RV. – Des dif­fi­cul­tés per­sistent pour­tant, des résis­tances, avec la Fraternité Pie X en France, avec Mgr Fellay. Vous pou­vez pré­ci­ser les ques­tions fai­sant dif­fi­cul­té ?
P. Cottier – Les dif­fi­cul­tés consistent dans le refus du texte conci­liaire sur l’œ­cu­mé­nisme, ain­si que la cri­tique face à l’at­ti­tude adop­tée par le Saint-​Père sur les thèmes de l’œ­cu­mé­nisme ou du dialogue inter­re­li­gieux.
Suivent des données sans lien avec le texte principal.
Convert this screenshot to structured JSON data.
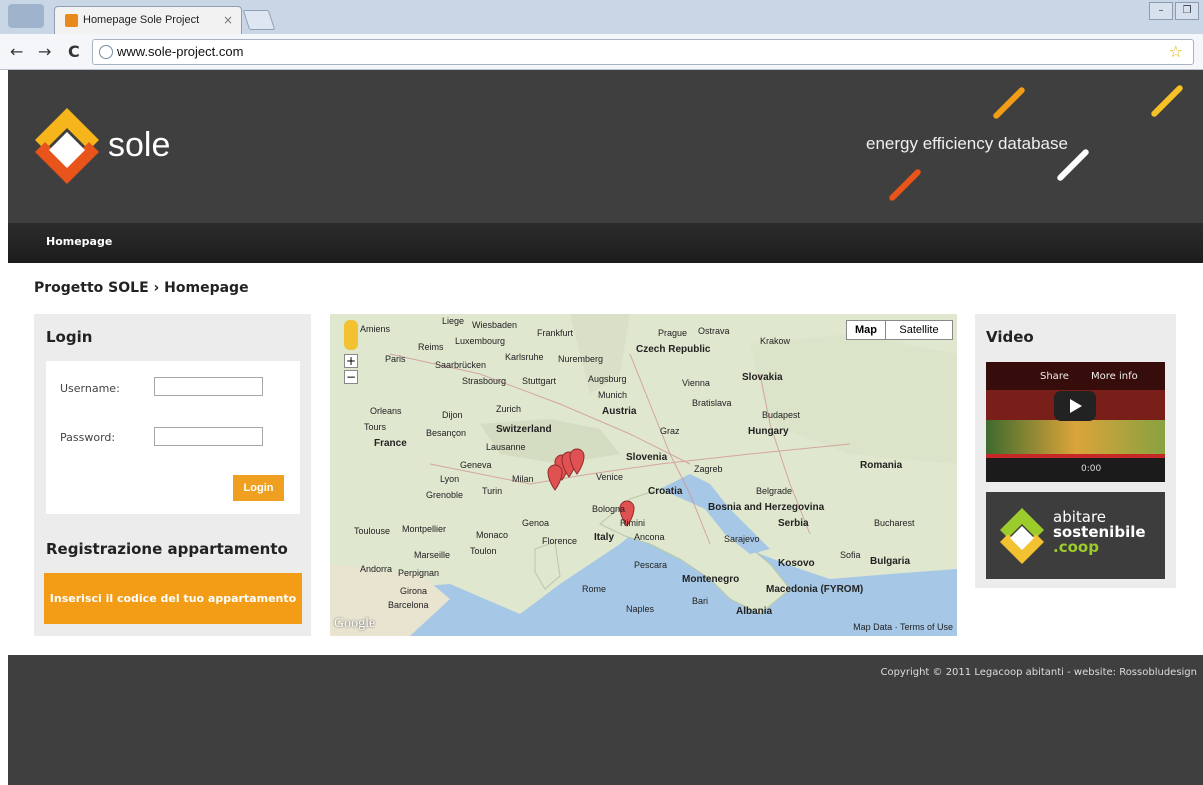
{
  "browser": {
    "tab_title": "Homepage Sole Project",
    "tab_close": "×",
    "url": "www.sole-project.com",
    "back": "←",
    "forward": "→",
    "reload": "C",
    "star": "☆",
    "win_min": "–",
    "win_max": "❐"
  },
  "header": {
    "logo_text": "sole",
    "tagline": "energy efficiency database"
  },
  "nav": {
    "homepage": "Homepage"
  },
  "breadcrumb": "Progetto SOLE › Homepage",
  "login": {
    "title": "Login",
    "username_label": "Username:",
    "password_label": "Password:",
    "username_value": "",
    "password_value": "",
    "button": "Login"
  },
  "registration": {
    "title": "Registrazione appartamento",
    "button": "Inserisci il codice del tuo appartamento"
  },
  "map": {
    "type_map": "Map",
    "type_satellite": "Satellite",
    "zoom_in": "+",
    "zoom_out": "−",
    "google": "Google",
    "footer": "Map Data · Terms of Use",
    "labels": [
      "Prague",
      "Ostrava",
      "Krakow",
      "Czech Republic",
      "Frankfurt",
      "Luxembourg",
      "Paris",
      "Reims",
      "Saarbrücken",
      "Strasbourg",
      "Karlsruhe",
      "Nuremberg",
      "Stuttgart",
      "Augsburg",
      "Munich",
      "Zurich",
      "Switzerland",
      "Vienna",
      "Bratislava",
      "Slovakia",
      "Budapest",
      "Hungary",
      "Austria",
      "Graz",
      "Slovenia",
      "Zagreb",
      "Croatia",
      "Lausanne",
      "Geneva",
      "Lyon",
      "Grenoble",
      "Turin",
      "Milan",
      "Venice",
      "Bologna",
      "Genoa",
      "Florence",
      "Italy",
      "Ancona",
      "Monaco",
      "Marseille",
      "Toulon",
      "Toulouse",
      "Montpellier",
      "Perpignan",
      "Andorra",
      "Barcelona",
      "Girona",
      "Rome",
      "Naples",
      "Bari",
      "Pescara",
      "Sarajevo",
      "Bosnia and Herzegovina",
      "Serbia",
      "Belgrade",
      "Romania",
      "Bucharest",
      "Bulgaria",
      "Sofia",
      "Kosovo",
      "Montenegro",
      "Albania",
      "Macedonia (FYROM)",
      "France",
      "Rimini",
      "Dijon",
      "Orleans",
      "Tours",
      "Besançon",
      "Liege",
      "Wiesbaden",
      "Amiens"
    ]
  },
  "video": {
    "title": "Video",
    "share": "Share",
    "more_info": "More info",
    "time": "0:00"
  },
  "banner": {
    "line1": "abitare",
    "line2": "sostenibile",
    "line3": ".coop"
  },
  "footer": {
    "copyright": "Copyright © 2011 Legacoop abitanti - website: Rossobludesign"
  },
  "colors": {
    "header_bg": "#3f3f3f",
    "accent_orange": "#f39c16",
    "banner_green": "#9ccc2b"
  }
}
A côté de cela, se pose aus­si la ques­tion du refus du docu­ment conci­liaire sur la liber­té reli­gieuse et de la réforme litur­gique. Cette der­nière ques­tion est celle qui a le plus frap­pé. Il faut dire que lorsque l’on a intro­duit la réforme de Paul VI tout ne s’est pas bien pas­sé. Il y a eu trop d’i­ni­tia­tives per­son­nelles des prêtres, des curés, qui ont déter­mi­né une période pour ain­si dire « d’a­nar­chie ». Si bien que cer­tains fidèles, n’ayant pas été pré­pa­rés, ont été très trou­blés. Cela explique le pour­quoi d’un cer­tain suc­cès – en réa­li­té très limi­té – de Mgr Lefebvre dans cer­tains milieux. Mais cela ne devrait plus se pas­ser avec les nou­velles générations.

RV. – Selon vous, le pas qui a été fait le 15 août par la com­mu­nau­té lefeb­vriste du Brésil peut-​il être inter­pré­té comme le début d’un dia­logue posi­tif avec le reste des « schis­ma­tiques » à l’é­chelle mon­diale ?
P. Cottier – Cela dépen­dra de la confron­ta­tion que nous aurons avec eux et de la condi­tion fon­da­men­tale qui concerne l’ac­cep­ta­tion de Vatican II. Si de leur côté il y a cette dis­po­ni­bi­li­té, nous devrons être ouverts et prêts à les accueillir. Parce qu’il s’a­git bien d’œ­cu­mé­nisme et dans ce cas, ce serait un acte immé­diat d’œ­cu­mé­nisme à mettre en pratique.